SuperPlow Guy;396974 said:


> Consider a Superplow www.superplow.com our plow is made for conditions such as yours, and we're in your own backyard...You can also use it on two vehicles with an additional wiring kit.


I like that. IT's really a nice setup for a homeowner. OR as a nice back plow for residentals.


----------



## SuperPlow Guy (Jul 8, 2007)

*Thanks Yama*

Thanks YAMAGUY we ARE  perfect for homeowners who don't want to spend 3-5k on a plow and become independent! And hang a frame off your vehicles. We are 50/50 homeowner/Commercial built to last and transportable to your next vehicle...retire that old junker and use your SUV or truck.


----------



## harryp (Sep 28, 2007)

Clint;395069 said:


> Hi all
> 
> I am new member to this forum, have been reading the post about a week now, and thought I'd ask a couple questions. I live in NH
> 
> ...


I just put a Fisher Homesteader plow on my 2004 Wrangler TJ. Its a 6 banger. The web site does not show a plow model number for a 6 banger (only the 4 banger) because one dealer told me the plow weight would exceed the front axle gross weight rating on the 6. I'm just doing my driveway, not traveling around with this thing, so who cares. I ordered the 4 cyl model number and it fits fine on the 6. Had to drill 2 holes in the frame (after removing front wheels), which was easy. Drilling is part of the normal installation, not because I have a 6. It appears that Fisher has some problems with manufacturing as welded mount bracket holes were out of alignment and I couldn't insert the pins (had to enlarge holes slightly with a drill) and one of the 2 mount brackets had a slanted guide welded higher than the other bracket, making it impossible to remove the plow without a crowbar to pull out the pin. Had to grind off quite a bit. Apparently no jigs/fixtures in Manufacturing. My hydraulic unit was leaking fluid around the large O ring before I even mounted it! Removed the reservoir cover to find its O ring distorted, a filter O ring pinched/ruined, the filter hold-down bracket and its bolt completely missing. Came with several wiring harnesses which made things pretty easy.
Pretty disappointing experience with the hydraulic unit but the dealer gave me a new one in 2 minutes with no questions asked. Good luck.


----------



## SnoFarmer (Oct 15, 2004)

yamaguy;401038 said:


> I like that. IT's really a nice setup for a homeowner. OR as a nice back plow for residentals.

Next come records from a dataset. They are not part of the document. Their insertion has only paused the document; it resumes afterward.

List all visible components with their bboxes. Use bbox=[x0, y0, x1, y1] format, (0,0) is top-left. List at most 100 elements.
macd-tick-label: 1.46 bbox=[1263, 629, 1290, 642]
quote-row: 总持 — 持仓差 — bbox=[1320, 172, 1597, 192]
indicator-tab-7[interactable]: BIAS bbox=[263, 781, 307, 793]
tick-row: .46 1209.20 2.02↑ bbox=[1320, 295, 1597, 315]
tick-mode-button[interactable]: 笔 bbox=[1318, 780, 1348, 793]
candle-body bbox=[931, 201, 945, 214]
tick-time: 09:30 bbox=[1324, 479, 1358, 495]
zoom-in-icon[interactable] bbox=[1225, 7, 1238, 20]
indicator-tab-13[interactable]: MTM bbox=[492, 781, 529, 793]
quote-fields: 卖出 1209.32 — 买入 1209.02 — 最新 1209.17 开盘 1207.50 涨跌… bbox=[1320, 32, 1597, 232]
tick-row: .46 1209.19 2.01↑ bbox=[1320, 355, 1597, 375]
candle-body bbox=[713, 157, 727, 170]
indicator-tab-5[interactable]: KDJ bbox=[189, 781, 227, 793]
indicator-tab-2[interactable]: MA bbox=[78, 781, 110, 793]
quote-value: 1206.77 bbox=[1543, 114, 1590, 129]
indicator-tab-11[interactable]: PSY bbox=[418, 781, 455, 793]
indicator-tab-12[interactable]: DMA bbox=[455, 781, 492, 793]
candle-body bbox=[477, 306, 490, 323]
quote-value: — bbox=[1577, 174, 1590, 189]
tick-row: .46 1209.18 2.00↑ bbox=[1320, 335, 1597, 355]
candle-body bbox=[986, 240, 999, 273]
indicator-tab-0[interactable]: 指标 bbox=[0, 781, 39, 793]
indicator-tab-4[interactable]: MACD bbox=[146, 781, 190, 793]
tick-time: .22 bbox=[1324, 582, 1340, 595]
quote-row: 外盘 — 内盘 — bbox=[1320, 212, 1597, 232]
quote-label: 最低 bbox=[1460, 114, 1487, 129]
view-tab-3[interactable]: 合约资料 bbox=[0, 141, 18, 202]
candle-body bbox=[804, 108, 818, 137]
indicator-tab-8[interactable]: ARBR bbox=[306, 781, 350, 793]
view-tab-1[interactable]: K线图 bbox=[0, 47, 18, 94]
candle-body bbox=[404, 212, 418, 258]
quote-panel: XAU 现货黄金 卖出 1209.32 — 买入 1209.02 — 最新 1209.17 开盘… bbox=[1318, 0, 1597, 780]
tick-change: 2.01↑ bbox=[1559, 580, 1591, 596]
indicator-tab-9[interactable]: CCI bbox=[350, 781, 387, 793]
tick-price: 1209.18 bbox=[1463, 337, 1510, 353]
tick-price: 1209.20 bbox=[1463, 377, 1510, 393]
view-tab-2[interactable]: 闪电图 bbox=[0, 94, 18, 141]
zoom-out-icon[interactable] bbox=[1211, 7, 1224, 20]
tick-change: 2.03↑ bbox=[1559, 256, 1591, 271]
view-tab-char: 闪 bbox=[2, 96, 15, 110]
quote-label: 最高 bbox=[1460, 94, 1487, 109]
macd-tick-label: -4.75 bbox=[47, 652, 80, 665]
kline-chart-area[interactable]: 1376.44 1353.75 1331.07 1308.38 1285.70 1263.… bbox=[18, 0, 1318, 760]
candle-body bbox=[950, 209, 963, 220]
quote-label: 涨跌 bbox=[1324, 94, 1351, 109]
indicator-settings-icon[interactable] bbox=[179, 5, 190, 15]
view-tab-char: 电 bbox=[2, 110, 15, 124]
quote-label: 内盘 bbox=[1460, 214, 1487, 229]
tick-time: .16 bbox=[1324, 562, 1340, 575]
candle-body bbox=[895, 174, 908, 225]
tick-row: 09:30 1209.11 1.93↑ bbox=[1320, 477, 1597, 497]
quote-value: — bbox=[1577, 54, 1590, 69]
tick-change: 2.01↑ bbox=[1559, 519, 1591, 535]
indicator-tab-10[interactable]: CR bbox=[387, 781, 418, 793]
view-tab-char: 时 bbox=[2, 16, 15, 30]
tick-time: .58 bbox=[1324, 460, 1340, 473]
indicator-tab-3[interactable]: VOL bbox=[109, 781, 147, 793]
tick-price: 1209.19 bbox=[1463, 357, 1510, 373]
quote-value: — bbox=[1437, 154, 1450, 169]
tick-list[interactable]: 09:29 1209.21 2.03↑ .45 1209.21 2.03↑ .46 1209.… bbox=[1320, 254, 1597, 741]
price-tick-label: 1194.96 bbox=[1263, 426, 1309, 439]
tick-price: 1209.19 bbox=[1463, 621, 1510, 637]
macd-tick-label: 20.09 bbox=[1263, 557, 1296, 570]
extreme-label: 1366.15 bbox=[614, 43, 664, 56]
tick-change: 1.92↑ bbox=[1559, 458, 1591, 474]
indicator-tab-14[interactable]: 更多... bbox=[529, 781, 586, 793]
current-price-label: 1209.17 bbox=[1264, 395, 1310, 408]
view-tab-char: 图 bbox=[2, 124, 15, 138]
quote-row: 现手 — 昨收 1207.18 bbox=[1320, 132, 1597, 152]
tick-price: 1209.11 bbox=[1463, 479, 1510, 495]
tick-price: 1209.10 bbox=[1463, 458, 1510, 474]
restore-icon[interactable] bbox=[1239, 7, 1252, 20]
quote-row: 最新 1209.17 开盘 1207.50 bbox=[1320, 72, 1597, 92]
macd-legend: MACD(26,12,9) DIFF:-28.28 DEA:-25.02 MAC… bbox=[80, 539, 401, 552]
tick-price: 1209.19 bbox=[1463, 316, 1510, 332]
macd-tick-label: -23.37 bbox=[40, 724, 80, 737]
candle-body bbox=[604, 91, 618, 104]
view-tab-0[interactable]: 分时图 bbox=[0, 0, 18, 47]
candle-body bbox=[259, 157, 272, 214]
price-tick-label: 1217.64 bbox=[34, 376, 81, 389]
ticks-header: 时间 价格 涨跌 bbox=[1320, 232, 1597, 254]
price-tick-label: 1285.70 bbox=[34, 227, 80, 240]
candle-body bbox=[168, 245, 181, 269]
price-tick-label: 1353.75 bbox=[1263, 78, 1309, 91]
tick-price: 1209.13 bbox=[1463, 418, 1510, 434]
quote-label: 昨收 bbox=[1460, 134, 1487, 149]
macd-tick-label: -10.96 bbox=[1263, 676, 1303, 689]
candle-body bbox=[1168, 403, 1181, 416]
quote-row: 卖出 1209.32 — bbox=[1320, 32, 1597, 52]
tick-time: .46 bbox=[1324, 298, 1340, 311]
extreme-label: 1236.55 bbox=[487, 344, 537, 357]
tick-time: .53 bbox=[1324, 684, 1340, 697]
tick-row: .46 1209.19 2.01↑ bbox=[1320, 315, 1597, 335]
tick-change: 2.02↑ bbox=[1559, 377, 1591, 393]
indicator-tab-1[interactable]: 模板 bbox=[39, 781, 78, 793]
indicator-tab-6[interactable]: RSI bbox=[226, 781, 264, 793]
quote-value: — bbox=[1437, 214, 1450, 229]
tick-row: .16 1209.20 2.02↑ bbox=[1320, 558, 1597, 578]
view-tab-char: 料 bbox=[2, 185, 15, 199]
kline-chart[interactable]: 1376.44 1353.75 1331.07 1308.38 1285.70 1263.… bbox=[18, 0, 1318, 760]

They work well in conjunction WITH a front mounted plow.

You are pulling the snow.
Where do you put the snow?
Where do you put the next pile?
Do you drive through the last pile?
You will get stuck fast this way.
How do you stack the snow?
What is the home owner to do with the snow?

It's going to snow more than 1 time.

I think your pick up is a better choice than the jeep.
You can add more ballast/counter weight to the pick-up and it's heaver to start with witch will come in handy on that 500ft push.
Do you have hills? Is your road wide or narrow are there places to ditch the snow along the way?
What I'm getting at is you are a good candidate for a V-plow but you will need a bigger truck.

The tractor will work too but remember you will be sitting on it at 4am before the wife leaves, no heat, no radio and no cup holder for that morning coffee.


----------



## WINNISQUAM SNOW (Oct 11, 2007)

new member also. plowed my driveway 500 ft with a 1967 chevy pick up just got a fisher for my 2005 3500 1 ton duramax trying to make a go at it with plowing for profit in the laconia winnisquam area


----------



## WINNISQUAM SNOW (Oct 11, 2007)

just testing


----------



## MOWBIZZ (Sep 11, 2007)

Clint;395069 said:


> Hi all
> 
> I am new member to this forum, have been reading the post about a week now, and thought I'd ask a couple questions. I live in NH
> 
> ...


Hi Clint, also in NH here (Salem) and I can vouch for a Kabota tractor...I have a 2230 with a 54 inch mower deck and a 50 inch snowblower...I have over 1000 ft of driveway and 2 acres of lawn to do and this machine makes it a dream...Now the kicker...$18 grand!! I'm sure you can get away with something smaller but I can't vouch for them... 
I also have a Snoway 29 and love it...Snoway makes a great plow for the smaller vehicles like yours, and there are dealers in NH...worth a look...


----------